Adam set it up in the garage last night. This morning when we were leaving bright and early for swim team practice, I told Braeden to go outside and open the garage from outside instead of from the door in the house. I had visions of little mice, driven to distraction from the siren all night, standing on their wee haunches right next to the door, ready to bolt inside as soon as the door was open. When I explained all of this (admittedly irrational) rationale to Braeden he looked at me like I was a crazy person but I think he did hesitate a little before he opened the garage. He didn’t want to be attacked by psychotic mice either.

So we’re in phase one of the process to rid ourselves of mice. Hopefully this will work. If we still have mice, we’ll have to do one of the following:

1- Move
2- Go back to Lowe’s for a barbaric trap then have my dad, one of my brothers (are you guys busy?) or maybe a home teacher (?) come and remove the mouse from the trap
3- Abandon the garage altogether…let the food storage, garden tools, camping gear and bikes fend for themselves.

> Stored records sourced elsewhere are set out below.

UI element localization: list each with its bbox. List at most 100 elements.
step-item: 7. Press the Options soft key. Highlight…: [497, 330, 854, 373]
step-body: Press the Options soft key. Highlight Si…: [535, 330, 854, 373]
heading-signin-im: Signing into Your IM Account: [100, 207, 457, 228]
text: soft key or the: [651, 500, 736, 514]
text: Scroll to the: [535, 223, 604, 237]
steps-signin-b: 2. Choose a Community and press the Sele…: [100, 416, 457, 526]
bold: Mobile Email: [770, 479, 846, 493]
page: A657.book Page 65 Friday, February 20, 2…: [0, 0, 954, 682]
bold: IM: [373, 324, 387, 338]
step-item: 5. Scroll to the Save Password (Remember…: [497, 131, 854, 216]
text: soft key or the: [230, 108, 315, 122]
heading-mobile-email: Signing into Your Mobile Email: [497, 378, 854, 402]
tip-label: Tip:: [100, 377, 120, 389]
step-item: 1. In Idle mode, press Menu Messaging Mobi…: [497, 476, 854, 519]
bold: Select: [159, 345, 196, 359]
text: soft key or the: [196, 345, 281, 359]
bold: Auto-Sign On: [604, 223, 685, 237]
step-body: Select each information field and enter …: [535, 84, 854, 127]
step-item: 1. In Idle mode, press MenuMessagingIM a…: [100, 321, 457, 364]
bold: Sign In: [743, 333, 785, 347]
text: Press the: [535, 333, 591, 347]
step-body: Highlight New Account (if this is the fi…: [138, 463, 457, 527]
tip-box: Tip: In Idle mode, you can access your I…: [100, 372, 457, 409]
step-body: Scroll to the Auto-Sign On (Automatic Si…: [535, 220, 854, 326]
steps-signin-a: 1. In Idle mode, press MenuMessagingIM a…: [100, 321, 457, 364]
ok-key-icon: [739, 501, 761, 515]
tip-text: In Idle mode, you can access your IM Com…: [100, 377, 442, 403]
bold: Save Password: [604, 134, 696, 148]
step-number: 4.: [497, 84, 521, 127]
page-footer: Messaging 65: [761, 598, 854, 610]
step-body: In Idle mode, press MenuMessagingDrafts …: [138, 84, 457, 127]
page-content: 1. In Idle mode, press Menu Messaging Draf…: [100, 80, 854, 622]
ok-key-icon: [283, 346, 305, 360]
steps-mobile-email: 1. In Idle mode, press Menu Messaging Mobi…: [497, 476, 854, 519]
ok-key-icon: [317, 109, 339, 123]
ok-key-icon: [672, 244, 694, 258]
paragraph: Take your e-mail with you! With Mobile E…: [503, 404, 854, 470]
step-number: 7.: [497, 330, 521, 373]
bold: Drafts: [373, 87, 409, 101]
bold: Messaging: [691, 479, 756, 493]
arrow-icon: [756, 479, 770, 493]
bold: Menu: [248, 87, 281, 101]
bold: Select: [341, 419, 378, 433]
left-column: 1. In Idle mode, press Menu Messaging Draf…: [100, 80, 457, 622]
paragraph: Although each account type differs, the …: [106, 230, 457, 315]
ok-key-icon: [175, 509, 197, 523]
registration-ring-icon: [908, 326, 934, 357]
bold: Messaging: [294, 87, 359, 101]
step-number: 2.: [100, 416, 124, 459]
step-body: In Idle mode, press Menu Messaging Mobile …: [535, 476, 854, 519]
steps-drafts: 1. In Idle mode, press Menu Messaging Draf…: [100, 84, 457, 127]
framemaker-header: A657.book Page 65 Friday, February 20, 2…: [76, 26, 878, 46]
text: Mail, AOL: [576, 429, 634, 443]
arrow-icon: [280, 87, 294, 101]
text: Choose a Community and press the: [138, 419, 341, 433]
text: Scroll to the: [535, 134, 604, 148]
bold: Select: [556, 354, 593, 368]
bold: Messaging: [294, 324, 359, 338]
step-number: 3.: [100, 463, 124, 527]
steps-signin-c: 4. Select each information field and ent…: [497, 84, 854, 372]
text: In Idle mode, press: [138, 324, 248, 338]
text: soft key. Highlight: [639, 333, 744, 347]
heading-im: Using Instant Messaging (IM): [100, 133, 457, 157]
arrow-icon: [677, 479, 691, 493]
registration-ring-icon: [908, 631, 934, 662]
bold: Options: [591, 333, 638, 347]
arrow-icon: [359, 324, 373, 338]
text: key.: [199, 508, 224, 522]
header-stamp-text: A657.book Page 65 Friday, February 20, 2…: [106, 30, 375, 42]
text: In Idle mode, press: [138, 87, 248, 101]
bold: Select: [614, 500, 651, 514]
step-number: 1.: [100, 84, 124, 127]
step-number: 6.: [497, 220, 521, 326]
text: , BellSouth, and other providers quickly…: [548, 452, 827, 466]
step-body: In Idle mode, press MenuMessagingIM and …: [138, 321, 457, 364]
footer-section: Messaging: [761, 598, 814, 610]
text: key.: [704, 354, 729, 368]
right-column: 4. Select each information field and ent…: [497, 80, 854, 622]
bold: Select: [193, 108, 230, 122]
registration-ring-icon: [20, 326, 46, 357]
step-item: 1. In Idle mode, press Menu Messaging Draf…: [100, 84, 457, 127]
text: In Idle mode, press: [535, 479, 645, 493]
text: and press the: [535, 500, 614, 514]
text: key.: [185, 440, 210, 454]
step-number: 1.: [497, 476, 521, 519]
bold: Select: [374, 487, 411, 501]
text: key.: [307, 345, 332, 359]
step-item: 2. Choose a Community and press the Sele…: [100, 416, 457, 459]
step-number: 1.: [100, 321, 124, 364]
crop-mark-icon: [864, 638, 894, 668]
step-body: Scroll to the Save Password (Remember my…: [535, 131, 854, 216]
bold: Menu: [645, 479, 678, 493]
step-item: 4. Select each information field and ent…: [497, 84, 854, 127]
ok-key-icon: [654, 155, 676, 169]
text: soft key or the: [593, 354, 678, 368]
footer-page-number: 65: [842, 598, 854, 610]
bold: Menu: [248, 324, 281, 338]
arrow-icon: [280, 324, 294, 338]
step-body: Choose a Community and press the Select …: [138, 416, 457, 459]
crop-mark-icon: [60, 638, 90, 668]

For now, we’re sticking with the siren. Wish us luck.

2 comments:

Jennifer said...

I SO feel your pain. I hate mice too. When Isaiah was a baby, I sat on the top of the back of my couch with him after spotting a mouse. I called the exterminator before Enoch got home. He gave us great glue boards - better than the ones you get at Lowes. He also suggested licorice for bait if we used traps. I don't relish finding live mice stuck to things either... but luckily I'm married to one of your brothers who doesn't mind. Good luck.

Enoch said...

Actually the glue boards are pretty cool. Especially if you stalk them or have one trapped and they don't have another way out. One evening in Riverton we heard a mouse in the kitchen. I had him trapped behind the fridge so I strategically placed several glue boards around his exit options and we waited for him. IT was a truimphant sound as he came screaching out and then stopped...Gotcha little fella... The cool thing with the glue boards is you can fold them up sort of like a burrito and they stick really well. The glue and the mice are pretty nasty up close, but there's no getting away. I put our little fella in a plastic bag and shook him up really well and told him he'd picked the wrong house. After that got old I put the back in the garbage and it was all over. Jen thinks I have anger management issues, but I think I manage them quite well. I also have a good method for catching mice that are stuck in your wall. I should probably start my own extermination blog...it's not for the week of heart!